Jorge Fonseca de Almeida, Dinheiro Vivo
Os últimos dias e, principalmente, noites têm sido marcados por grandes manifestações dos franceses e imigrantes racializados, forte repressão policial, com uso de veículos blindados, drones e mais de uma centena de milhares de polícias armados, e de resistência violenta, no que é um típico levantamento popular.
A comunicação social francesa, numa prova de incompreensão do que se passa, classifica os manifestantes de vândalos. Mas haverá tantos vândalos em França? O que gera a violência destas manifestações?
A França tem tido nos últimos meses enormes manifestações, algumas com milhões de pessoas nas ruas, contra o aumento da idade da reforma. Essas manifestações foram, no essencial, pacíficas. Muitos dos jovens que se levantaram nos últimos dias também participaram nas manifestações sindicais pela manutenção da idade da reforma. O que é que distingue, então, estas duas manifestações?
É que a manifestação pela idade da reforma é uma luta económica, uma luta por uma melhor repartição da riqueza social, uma luta por algo que sendo importante representa apenas 5% mais de tempo de trabalho ao longo da vida. Tempo de trabalho que pode ser compensado com diminuição de horas semanais, com aumento dos salários, com mil e um outros ganhos. Nada de profundamente essencial está em jogo.
O levantamento popular dos jovens tem outra natureza. O que está em jogo é a sua Vida. O que está em jogo é normalização do assassinato de jovens racializados pela Polícia. Por isso a resistência perante a mais forte repressão policial. Por isso a resistência apesar das centenas de prisões diárias. Os jovens sentem e sabem que se deixarem estes crimes passar impunes a Polícia, que já os acedia continuamente com buscas, revistas, agressões, assassinatos ocasionais, vai continuar a sua escalada de violência contra eles. Vai continuar a matá-los por motivos fúteis como infrações de trânsito, a matá-los por dá cá aquela palha. Por isso a fúria, por isso os carros virados, as lojas queimadas.

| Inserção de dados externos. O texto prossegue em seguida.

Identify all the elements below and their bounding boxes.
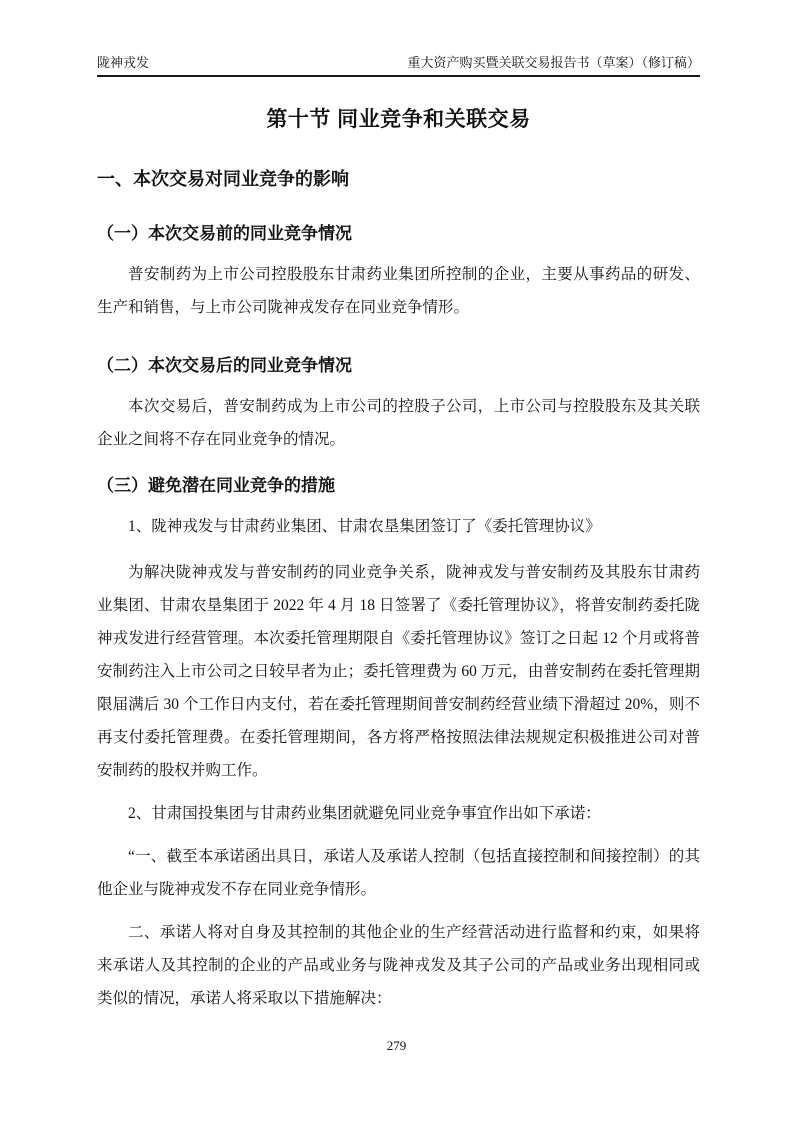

O jornal Le Monde relata hoje mesmo que a Polícia matou outro jovem aquando de outro controlo de trânsito, desta feita um rapaz guineense de 19 anos (ver aqui).
É, pois, a diferença entre a luta económica por um pouco mais de conforto e a luta, literalmente, pela Vida que explica a diferença de combatividade e violência destes dois tipos de manifestação.
Quando a nossa Vida está ameaçada, quando nos sentimos em perigo de morte, naturalmente, reagimos com mais veemência, com mais energia, com mais destemor. E é correto, porque temos um dever para com nós mesmos de preservar a nossa Vida e a dos nossos. O direito à Vida é o mais importante de todos os Direitos e deve ser defendido a todo o custo.
Não se trata, então, de vandalismo mas da espontânea e dura luta pela sobrevivência física, pelo simples direito de existir, pela Vida Humana. Para não ser a próxima vítima de uma operação de trânsito.
Quem não é racializado não corre esse risco de morte, não teme ser morto pela Polícia em qualquer operação stop e, por isso, muitos não compreendem a violência que se tem verificado. É tempo de abrir os olhos.
Existem igualmente razões sociais, económicas e de racismo estrutural na sociedade francesa que explicam a situação dos jovens franceses e imigrantes racializados. Essas razões que abordei noutro artigo (ver aqui) explicam também a rotina da brutalidade policial quotidiana que despoletou estes acontecimentos.
Mas a violência destas manifestações têm uma razão, tem uma raiz. É a luta pela VIDA, para que a Polícia não tenha uma licença de matar jovens racializados.
E não nos enganemos. Em Portugal a continuar o caminho que seguimos podemos assistir a levantamentos como este. É preciso mudar de políticas.